Maybe my body would show people that decomposition can be beautiful.  One of the most beautiful things I have ever seen was during my time at Mortuary Science School (which I affectionately called Deth Skool).   She was a corpse sent to us to embalm by the the Los Angeles Coroner’s Office. Due to a paperwork mix-up, she was given  to the deth skool with documents saying she had died a month before.  She had done no such thing.  She had died over a YEAR before and had sat in a white body bag amongst the lonely unclaimed dead, slowly morphing into this wondrous thing.  Even refrigerated storage and a casing of thick plastic could not stop death’s alchemy.

Left to your imagination, you would think she was like this because she emerged from the primordial goo at the beginning of time.  She was, at once, hideously grotesque and beautiful. She was Mother Earth created in a vast ecosystem terrarium.  She was moist and dry, wet and barren, sticky and mummified.  Mold and slime in colors, vivid colors, from blackest black to taupe to orange to green to brown.  She was part human, part wild earth.  It seemed she could not really be dead because she was still so alive, a mass of growth and bacteria and plant-life.

Metaphorical Blueberries.

She had no right to be so bloody magnificent.  To be a religious experience.

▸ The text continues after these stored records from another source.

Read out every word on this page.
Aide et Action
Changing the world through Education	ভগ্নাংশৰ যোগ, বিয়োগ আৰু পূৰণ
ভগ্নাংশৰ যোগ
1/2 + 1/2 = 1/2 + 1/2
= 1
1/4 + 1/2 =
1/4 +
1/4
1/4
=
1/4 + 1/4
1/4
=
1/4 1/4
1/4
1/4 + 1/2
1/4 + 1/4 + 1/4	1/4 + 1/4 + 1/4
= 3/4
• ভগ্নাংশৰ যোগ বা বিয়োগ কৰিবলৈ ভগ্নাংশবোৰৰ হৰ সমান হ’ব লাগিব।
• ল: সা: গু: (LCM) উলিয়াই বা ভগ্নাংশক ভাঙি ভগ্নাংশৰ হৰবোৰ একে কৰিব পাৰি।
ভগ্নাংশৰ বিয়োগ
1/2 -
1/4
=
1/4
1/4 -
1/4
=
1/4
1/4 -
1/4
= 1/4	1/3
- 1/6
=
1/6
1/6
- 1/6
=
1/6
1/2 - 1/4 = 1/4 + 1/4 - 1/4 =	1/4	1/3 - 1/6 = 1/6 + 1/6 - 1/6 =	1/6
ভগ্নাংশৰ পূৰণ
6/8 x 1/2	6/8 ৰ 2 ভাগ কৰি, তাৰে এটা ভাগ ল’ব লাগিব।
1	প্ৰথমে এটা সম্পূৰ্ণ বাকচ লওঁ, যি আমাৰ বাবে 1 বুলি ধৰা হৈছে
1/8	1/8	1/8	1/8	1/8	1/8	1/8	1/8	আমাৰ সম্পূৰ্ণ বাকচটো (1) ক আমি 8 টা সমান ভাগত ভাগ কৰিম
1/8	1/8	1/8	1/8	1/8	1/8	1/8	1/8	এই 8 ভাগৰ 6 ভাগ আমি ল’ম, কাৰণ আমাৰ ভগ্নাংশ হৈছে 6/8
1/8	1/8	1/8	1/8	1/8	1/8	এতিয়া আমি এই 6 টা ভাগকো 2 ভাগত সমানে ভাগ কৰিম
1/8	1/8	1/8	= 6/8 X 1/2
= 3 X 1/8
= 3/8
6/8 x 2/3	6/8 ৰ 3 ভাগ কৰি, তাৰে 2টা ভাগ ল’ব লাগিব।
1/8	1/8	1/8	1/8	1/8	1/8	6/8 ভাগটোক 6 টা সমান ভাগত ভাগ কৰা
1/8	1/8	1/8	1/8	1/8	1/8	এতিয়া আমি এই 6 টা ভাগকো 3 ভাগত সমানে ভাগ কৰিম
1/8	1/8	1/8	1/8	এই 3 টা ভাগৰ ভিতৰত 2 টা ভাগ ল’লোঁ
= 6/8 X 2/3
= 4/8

Her eyes had shrunk into her head and her mouth twisted into a silent scream, begging to be let out of her horrid white death- bag.  Her hands and arms were brown and shriveled like a relic from BCE- era Egypt.  Her abdomen was a mass of black and orange bloat.  Crazed patches of thick mold hardened like protective carapaces all down her neck and torso.

Now we were supposed to practice embalming on her.  Learn something.  But it felt blasphemous.  Five students in our ridiculous Smurf blue bio-hazard outfits, chipping away at the mold that covered her as if we ever could- of ever should- try to make this human again.  Trying to restore order to something so necessarily, brilliantly chaotic.  We should have put her in a glass coffin.  But alas, we simply put her back in her white plastic and returned her to her cold tomb.